Airline Stocks Rise as Crude Oil Prices Fall
Tuesday, May 27, 2008PAUL KANGAS: Crude oil prices fell sharply today on the heels of a stronger U.S. dollar. Light sweet crude for July closed at $128.85 a barrel, down $3.34 in New York trading. Those lower oil prices gave airline stocks a much needed lift today. But, as Suzanne Pratt reports, experts say the U.S. airline industry still faces a cloudy future.

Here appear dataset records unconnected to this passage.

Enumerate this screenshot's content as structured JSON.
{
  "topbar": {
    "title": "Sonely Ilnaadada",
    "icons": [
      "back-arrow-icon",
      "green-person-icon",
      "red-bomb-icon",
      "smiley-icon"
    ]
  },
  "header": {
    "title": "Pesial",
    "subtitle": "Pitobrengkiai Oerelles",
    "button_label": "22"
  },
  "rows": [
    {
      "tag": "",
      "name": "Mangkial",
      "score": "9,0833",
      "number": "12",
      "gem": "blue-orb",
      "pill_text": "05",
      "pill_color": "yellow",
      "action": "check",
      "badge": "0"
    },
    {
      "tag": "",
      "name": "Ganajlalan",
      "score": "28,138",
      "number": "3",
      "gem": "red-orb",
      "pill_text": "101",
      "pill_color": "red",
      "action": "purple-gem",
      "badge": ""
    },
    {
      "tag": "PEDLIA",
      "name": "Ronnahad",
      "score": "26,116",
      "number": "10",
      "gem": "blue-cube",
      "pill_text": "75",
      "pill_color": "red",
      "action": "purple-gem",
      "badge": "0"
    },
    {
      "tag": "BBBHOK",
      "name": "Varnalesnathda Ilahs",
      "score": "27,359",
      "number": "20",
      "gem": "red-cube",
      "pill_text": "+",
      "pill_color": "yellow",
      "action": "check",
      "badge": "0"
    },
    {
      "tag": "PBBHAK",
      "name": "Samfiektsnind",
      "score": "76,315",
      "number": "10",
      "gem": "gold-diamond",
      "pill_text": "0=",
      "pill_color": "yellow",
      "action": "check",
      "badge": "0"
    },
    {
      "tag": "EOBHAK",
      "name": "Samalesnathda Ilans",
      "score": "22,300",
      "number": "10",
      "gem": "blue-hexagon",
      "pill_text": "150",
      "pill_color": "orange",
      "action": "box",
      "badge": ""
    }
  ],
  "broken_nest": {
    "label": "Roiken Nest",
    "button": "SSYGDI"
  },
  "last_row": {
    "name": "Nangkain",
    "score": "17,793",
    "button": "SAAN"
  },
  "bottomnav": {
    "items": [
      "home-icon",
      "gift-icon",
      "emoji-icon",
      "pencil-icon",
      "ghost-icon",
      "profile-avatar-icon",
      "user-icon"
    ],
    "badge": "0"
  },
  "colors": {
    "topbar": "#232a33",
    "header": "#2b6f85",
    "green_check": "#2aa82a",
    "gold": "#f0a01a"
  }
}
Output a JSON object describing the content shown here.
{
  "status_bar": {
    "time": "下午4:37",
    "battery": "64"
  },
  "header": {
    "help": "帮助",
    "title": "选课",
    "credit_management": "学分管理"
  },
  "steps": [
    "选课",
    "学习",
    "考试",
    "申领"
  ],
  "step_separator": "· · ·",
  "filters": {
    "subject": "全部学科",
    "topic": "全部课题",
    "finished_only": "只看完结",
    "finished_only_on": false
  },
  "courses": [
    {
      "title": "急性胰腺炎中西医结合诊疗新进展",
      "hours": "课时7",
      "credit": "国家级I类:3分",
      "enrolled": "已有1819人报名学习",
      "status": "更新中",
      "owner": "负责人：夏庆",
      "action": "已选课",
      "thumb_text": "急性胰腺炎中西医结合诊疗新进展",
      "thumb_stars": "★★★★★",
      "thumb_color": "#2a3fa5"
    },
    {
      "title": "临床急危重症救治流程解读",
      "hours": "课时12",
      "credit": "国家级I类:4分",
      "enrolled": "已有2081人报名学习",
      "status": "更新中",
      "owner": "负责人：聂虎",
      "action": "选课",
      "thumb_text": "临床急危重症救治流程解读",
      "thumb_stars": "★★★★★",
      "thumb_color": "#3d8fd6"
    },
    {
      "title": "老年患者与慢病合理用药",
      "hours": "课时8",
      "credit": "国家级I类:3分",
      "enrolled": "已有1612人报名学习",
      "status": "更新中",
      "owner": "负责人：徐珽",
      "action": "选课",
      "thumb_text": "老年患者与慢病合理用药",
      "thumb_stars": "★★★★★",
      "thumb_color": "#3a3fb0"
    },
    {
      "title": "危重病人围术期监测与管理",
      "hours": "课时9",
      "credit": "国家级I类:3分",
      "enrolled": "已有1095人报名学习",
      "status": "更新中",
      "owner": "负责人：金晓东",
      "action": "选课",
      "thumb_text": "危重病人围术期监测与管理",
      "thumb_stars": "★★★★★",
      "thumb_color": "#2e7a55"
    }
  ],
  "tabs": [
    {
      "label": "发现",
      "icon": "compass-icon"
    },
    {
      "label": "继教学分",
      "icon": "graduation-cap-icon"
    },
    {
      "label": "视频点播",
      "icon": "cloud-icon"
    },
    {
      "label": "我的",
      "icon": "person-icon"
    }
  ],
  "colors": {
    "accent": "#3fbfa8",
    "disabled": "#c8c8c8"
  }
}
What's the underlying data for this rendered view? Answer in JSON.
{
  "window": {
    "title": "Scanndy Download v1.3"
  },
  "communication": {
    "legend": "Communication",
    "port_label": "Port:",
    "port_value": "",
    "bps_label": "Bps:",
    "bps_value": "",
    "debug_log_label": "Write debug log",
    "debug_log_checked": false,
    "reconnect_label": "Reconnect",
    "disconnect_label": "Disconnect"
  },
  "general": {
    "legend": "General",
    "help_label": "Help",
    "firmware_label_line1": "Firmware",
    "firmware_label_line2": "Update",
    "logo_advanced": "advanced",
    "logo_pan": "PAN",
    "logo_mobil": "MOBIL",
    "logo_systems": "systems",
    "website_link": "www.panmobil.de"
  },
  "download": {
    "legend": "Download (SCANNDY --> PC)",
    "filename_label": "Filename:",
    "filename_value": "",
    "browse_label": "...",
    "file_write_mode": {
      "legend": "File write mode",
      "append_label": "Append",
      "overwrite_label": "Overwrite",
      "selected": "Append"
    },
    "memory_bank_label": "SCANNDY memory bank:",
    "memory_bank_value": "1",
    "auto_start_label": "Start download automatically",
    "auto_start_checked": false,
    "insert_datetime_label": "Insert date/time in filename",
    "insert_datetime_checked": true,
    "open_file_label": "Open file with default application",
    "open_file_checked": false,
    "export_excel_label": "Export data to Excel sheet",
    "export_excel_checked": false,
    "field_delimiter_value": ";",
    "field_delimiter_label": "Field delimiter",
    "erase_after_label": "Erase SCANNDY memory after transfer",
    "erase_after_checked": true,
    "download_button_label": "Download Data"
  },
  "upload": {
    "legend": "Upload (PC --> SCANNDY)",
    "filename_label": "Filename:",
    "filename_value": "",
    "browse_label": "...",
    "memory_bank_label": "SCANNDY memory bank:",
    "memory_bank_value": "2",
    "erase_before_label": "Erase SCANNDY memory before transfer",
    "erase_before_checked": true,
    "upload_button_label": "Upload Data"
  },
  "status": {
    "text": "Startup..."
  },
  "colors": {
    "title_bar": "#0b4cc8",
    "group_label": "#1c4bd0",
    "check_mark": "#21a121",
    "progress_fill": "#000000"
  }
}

SUZANNE PRATT, NIGHTLY BUSINESS REPORT CORRESPONDENT: For most major U.S. airlines, the skies are hardly friendly these days. Not only are surging fuel prices taking a massive bite out of bottom lines, but the weakening U.S. economy is creating new revenue worries. Airline experts forecast huge quarterly losses for major carriers this summer, typically the busiest and strongest period for airlines. Standard & Poor's analyst Jim Corridore says bankruptcies may be imminent.
JIM CORRIDORE, AIRLINE ANALYST, STANDARD & POOR'S: If oil stays at or near $130 and continues to rise, we will see more bankruptcies in the airline industry, I think. I think that airlines are now back in a battle of survival. It's who can last the longest until we see some kind of fundamental change in the industry.
PRATT: Industry woes are well reflected in the stocks of most U.S. airlines. Since the beginning of this year, the Amex airline index is off nearly 50 percent. The index tracks shares of many large and small U.S. carriers. Jet fuel represents 30 to 40 percent of an airline's cost structure, so none are immune to the impact of higher oil prices. But U.S. Airways is considered most at risk for bankruptcy, while some analysts believe Continental is in the best position to ride out current turbulence.
CORRIDORE: I just think that Continental has less debt relative to the rest of the industry. They do get more business travelers, which allows them to get a revenue premium versus their peers. And I think their management team has a pretty good strategy in terms of growing internationally, cutting domestically.
PRATT: For other carriers, a merger may be the only option to both avoid bankruptcy and reduce capacity in the market. Last month, Delta and Northwest announced plans to get hitched. United and U.S. Airways are considered another likely pairing. Still, Morningstar analyst Brian Nelson says investors should be wary of airline stocks.
BRIAN NELSON, SR. AIRLINE ANALYST, MORNINGSTAR: We think the airline industry is one of the worst industries out there under our coverage universe and we think long-term investors should steer clear of this industry, particularly as it stares down unprecedented crude oil price levels, as well as a potential severe downturn in travel demand.
PRATT: Because of the open skies treaty, U.S. airlines will also be coping with increased competition from European carriers. That's one more negative for an industry that may already be in a nosedive. Suzanne Pratt, NIGHTLY BUSINESS REPORT, New York.
SUSIE GHARIB: There was new evidence of that weakness late today. In light of high jet fuel prices, American Airlines announced the first round of reductions to its flight schedule. American plans to restructure its operations in San Juan, Puerto Rico beginning in September. It will also cut routes from Chicago to Buenos Aires and Honolulu. Parent company AMR says there will be group cuts in other markets as it slashes domestic capacity 11 to 12 percent by year's end.